Olagundoye tells her students the key to finding your leadership style is first to know yourself.

THE FOUR ESSENTIAL QUESTIONS

“I have a set of questions I ask my students,” says Olagundoye. “The first I ask is, ‘Who am I?’”

Typically, students answer with an inventory, sharing how many dogs they have or if their grandparents are still living.

“I say, ‘No, that’s not what I’m asking. I want to know—when you’re alone in a room or a car, and the radio has stopped working, and you ask yourself, ‘Who am I?’—how would you answer that?” Olagundoye says.

“Then I ask, ‘Why are you here?’ and they’ll say they’re here to get a degree to get a good job,” Olagundoye says. “And I say, ‘No, that’s not what I’m asking. I’m asking about your purpose on Earth.’”

Olagundoye’s students nail the third question: What do you believe is wrong with the world?

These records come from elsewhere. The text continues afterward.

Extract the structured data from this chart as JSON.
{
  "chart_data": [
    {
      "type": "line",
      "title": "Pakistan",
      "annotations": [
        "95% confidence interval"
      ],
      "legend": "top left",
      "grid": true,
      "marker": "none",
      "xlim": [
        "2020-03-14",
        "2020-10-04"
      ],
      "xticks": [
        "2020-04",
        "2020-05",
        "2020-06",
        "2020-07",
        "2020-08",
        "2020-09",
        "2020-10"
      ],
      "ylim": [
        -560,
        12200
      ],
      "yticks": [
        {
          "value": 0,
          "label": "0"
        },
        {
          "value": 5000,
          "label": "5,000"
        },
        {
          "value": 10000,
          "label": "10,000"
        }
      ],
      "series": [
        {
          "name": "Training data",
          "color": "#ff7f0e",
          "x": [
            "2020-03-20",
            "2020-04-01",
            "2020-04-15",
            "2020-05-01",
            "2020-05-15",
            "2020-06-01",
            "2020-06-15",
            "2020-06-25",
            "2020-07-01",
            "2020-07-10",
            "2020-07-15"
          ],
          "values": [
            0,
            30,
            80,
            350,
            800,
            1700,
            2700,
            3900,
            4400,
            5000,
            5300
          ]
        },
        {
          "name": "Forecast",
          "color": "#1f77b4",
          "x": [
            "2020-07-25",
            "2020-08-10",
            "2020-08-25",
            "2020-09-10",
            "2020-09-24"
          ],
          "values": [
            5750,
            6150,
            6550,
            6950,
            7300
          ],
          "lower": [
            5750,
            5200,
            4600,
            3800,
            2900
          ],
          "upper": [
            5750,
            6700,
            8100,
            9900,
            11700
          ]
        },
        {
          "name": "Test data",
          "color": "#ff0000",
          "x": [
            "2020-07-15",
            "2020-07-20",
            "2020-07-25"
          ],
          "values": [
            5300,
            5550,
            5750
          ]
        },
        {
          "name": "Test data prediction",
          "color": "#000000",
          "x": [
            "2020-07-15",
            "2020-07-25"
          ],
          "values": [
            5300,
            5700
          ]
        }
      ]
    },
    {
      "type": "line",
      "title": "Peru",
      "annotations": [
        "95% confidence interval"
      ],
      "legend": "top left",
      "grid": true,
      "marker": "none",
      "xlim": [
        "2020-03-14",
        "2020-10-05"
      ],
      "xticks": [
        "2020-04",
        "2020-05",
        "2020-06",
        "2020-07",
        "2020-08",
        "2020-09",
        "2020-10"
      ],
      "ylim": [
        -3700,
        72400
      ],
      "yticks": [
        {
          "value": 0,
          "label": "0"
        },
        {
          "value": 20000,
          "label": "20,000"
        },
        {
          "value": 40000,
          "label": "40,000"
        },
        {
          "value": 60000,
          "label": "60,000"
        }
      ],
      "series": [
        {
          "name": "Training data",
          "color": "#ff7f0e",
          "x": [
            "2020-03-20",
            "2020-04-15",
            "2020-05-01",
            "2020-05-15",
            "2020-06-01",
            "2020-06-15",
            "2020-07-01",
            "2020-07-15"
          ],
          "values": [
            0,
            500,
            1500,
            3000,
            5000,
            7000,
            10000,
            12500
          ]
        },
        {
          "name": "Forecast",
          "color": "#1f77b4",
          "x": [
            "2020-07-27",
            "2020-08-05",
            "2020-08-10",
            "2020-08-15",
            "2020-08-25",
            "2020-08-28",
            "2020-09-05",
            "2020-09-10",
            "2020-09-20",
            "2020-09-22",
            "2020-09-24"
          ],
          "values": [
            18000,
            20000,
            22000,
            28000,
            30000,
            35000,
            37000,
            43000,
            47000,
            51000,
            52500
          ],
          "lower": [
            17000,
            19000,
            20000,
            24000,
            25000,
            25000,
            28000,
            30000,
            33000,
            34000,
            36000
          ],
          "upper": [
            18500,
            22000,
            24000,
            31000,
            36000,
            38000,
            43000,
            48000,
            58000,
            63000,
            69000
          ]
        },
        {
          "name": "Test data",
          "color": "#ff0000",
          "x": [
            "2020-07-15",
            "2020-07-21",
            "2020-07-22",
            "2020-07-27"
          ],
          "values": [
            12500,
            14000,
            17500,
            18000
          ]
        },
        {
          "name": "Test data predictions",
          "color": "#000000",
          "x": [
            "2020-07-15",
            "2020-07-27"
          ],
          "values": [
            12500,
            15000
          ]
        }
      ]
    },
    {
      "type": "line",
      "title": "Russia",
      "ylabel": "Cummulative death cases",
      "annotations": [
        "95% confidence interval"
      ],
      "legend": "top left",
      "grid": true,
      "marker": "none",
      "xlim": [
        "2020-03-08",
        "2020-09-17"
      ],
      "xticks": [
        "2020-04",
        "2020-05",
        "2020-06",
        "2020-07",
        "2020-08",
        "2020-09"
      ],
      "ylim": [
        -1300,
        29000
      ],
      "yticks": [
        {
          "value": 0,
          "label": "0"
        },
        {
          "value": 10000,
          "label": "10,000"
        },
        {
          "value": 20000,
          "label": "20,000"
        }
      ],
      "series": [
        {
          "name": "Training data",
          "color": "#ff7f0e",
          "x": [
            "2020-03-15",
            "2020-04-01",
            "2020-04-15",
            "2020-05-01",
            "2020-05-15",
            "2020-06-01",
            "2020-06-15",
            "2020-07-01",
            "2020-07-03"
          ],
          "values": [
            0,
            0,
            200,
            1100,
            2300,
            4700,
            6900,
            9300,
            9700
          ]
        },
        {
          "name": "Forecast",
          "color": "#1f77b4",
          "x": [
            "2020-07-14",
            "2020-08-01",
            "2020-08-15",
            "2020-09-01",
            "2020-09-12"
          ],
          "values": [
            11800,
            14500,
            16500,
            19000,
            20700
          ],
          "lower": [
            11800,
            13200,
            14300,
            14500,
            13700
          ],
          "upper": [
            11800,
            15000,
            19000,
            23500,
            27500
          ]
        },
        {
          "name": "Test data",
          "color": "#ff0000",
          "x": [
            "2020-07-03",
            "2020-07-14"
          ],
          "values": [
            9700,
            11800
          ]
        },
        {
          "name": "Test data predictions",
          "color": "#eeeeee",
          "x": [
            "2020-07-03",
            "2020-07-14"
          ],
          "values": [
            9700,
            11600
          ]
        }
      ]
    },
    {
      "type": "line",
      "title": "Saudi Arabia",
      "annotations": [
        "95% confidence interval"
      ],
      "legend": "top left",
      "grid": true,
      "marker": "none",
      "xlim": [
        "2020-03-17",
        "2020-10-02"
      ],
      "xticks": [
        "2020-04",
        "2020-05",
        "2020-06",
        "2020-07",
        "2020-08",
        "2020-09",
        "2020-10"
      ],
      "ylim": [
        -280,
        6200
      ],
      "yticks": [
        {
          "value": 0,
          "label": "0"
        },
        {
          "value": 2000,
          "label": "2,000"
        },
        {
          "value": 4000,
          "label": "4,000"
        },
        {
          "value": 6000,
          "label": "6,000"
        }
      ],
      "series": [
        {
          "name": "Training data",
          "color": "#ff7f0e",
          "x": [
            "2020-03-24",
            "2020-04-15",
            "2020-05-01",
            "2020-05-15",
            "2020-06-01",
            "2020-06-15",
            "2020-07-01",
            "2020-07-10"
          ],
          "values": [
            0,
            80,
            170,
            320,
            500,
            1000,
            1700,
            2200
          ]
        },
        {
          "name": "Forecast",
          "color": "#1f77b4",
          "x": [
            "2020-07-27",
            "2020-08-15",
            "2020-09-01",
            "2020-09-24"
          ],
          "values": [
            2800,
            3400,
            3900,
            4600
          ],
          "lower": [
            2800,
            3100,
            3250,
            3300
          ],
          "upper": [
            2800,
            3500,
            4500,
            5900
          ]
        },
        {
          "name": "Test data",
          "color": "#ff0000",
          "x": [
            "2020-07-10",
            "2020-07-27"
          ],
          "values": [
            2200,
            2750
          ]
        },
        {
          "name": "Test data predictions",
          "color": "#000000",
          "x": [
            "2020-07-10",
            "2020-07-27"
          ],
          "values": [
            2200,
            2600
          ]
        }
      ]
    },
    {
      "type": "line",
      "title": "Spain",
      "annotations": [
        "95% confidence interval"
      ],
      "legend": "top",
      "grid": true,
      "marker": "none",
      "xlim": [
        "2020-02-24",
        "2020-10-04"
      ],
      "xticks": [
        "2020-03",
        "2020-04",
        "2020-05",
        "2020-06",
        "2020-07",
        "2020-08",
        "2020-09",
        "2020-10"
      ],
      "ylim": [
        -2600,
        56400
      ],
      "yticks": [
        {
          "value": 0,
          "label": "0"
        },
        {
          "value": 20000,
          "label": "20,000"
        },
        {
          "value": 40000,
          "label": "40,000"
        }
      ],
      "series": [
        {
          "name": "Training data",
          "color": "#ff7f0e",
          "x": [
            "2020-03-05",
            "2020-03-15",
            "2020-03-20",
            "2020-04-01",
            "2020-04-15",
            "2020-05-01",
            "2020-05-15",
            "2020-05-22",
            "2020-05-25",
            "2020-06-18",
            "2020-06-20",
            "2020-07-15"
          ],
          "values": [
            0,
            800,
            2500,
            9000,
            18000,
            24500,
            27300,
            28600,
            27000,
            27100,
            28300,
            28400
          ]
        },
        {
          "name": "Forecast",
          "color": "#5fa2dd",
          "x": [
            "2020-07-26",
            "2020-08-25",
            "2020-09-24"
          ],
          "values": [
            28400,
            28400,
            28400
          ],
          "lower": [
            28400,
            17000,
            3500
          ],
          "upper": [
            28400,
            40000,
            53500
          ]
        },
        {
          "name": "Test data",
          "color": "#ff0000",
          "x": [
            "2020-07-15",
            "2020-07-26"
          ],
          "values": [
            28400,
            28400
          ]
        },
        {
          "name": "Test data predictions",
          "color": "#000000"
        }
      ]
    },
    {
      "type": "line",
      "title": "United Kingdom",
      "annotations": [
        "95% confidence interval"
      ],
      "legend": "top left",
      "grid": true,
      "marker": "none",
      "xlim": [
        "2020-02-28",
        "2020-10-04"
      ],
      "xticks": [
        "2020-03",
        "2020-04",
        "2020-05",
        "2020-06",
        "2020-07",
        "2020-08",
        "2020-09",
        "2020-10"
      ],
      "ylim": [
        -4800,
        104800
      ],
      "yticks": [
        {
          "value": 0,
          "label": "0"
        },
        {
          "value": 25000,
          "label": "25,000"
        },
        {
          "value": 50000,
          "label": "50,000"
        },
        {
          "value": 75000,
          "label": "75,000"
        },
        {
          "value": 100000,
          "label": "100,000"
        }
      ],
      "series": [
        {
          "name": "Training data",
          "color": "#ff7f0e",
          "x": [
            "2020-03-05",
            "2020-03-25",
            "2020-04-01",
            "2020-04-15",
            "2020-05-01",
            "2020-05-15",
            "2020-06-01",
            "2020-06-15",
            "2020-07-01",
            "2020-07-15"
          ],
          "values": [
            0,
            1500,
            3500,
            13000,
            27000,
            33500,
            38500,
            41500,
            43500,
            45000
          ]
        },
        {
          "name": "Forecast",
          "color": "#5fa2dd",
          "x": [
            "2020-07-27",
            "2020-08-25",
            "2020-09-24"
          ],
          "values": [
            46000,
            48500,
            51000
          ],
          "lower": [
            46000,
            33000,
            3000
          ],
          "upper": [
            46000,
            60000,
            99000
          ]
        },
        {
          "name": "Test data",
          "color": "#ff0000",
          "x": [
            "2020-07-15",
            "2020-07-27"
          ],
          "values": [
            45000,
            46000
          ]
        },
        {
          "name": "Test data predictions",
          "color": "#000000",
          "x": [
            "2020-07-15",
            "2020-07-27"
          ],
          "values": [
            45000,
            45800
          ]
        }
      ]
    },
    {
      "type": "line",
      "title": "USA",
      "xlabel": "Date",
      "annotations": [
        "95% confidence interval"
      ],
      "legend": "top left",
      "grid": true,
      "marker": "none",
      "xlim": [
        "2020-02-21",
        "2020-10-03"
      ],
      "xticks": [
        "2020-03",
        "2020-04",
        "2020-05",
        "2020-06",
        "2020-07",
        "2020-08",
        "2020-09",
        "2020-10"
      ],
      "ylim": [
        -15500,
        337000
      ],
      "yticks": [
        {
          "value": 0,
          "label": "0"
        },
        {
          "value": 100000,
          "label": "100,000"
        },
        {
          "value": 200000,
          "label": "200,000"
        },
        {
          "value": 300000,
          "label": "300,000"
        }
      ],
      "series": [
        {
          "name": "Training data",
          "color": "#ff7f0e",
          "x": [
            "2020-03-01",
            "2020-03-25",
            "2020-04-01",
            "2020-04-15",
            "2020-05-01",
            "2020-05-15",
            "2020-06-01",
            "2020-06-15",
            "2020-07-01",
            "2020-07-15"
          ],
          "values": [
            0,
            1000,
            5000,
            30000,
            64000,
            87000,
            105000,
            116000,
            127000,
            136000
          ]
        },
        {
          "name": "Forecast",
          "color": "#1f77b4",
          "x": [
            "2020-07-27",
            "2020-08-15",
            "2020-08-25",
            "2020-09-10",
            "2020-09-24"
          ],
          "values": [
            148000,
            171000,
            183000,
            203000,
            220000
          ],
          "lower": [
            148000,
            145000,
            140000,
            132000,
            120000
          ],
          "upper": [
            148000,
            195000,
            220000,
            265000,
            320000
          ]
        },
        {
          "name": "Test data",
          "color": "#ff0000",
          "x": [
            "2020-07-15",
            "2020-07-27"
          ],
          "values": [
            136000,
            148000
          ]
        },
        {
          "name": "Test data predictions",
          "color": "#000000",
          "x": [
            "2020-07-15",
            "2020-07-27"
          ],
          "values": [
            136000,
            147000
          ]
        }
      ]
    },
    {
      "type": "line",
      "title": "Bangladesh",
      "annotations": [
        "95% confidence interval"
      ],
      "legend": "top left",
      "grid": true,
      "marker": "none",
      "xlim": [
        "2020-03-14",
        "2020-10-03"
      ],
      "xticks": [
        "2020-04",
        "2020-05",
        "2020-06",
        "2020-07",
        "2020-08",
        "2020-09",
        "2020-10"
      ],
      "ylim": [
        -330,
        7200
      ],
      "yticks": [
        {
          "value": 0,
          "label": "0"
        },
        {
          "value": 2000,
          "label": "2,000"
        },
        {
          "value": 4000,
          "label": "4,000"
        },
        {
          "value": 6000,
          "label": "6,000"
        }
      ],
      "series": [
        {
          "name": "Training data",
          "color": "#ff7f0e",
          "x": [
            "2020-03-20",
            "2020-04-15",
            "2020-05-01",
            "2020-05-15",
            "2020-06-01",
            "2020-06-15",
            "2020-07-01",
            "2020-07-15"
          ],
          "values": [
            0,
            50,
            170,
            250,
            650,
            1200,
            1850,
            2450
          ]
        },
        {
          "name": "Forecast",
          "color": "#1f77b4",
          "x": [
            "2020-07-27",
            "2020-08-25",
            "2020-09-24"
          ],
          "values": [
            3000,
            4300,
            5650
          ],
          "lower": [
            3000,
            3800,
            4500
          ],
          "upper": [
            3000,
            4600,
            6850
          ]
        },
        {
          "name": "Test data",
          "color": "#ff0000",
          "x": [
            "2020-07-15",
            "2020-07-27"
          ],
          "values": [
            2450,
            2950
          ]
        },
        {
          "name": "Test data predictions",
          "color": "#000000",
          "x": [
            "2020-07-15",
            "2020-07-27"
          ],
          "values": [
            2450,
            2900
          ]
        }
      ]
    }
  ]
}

“Who am I? Why am I here? What do you believe is wrong with the world? How can we make what is wrong right?”

“They have so much to say: climate change, food insecurity, technology, social media, and the resulting identity crises we’re all going through right now.”

Olagundoye saves the hardest for last: How can we make what is wrong right?

But this question speaks to students’ agency—and hope, Olagundoye explains.

“Humanity is the cause of many of the global issues we face now,” she says, “but humanity is also one of the solutions to it.”

Self-assessment completed, students examine leadership theories. Olagundoye leans toward authentic and transformational leadership approaches. Authentic leaders favor genuineness, serving alongside the people they work with. Transformational leaders create change by setting an example, Olagundoye says, riffing off New York Times bestselling author Simon Sinek’s Leaders Eat Last: Why Some Teams Pull Together and Others Don’t.

“The qualities of selflessness and integrity are lacking right now in society,” Olagundoye notes. “The way I approach leadership is selflessness; that is, the leader eats last.”

—Marybeth Reilly-McGreen


The Right Stuff: A Leadership Study Guide

Read

LEADERS EAT LAST: WHY SOME TEAMS PULL TOGETHER AND OTHERS DON’T
BY SIMON SINEK

In his second book, motivational speaker Sinek, who once worked for the global advertising, marketing, and public relations company Ogilvy, outlines the full complement of challenges an organization might face and recommends a purpose-driven leadership model for dealing with them. The newest edition of his bestselling book includes a bonus chapter on leading millennials.

LEADERSHIP THEORY AND PRACTICE
BY PETER NORTHOUSE

This textbook on leadership theory is used by more than 1,000 colleges and universities across the world. In addition to outlining the major theories and models of leadership, Northouse includes case studies of companies’ theories in practice. Northouse is a professor emeritus of communication at Western Michigan University.

EMOTIONAL INTELLIGENCE 2.0
BY TRAVIS BRADBERRY AND JEAN GREAVES

Bradberry and Greaves outline four pillars of emotional intelligence: self-awareness, self-management, social awareness, and relationship management as a guide to increasing emotional intelligence, which, they contend, is the key to achieving personal goals and fulfilling one’s potential.

Watch

HOW GREAT LEADERS INSPIRE ACTION

In this short TED Talk (under 20 minutes), Simon Sinek draws upon the examples of Martin Luther King Jr., the Wright brothers, and Apple to illustrate how innovation emanates from a life defined by purpose.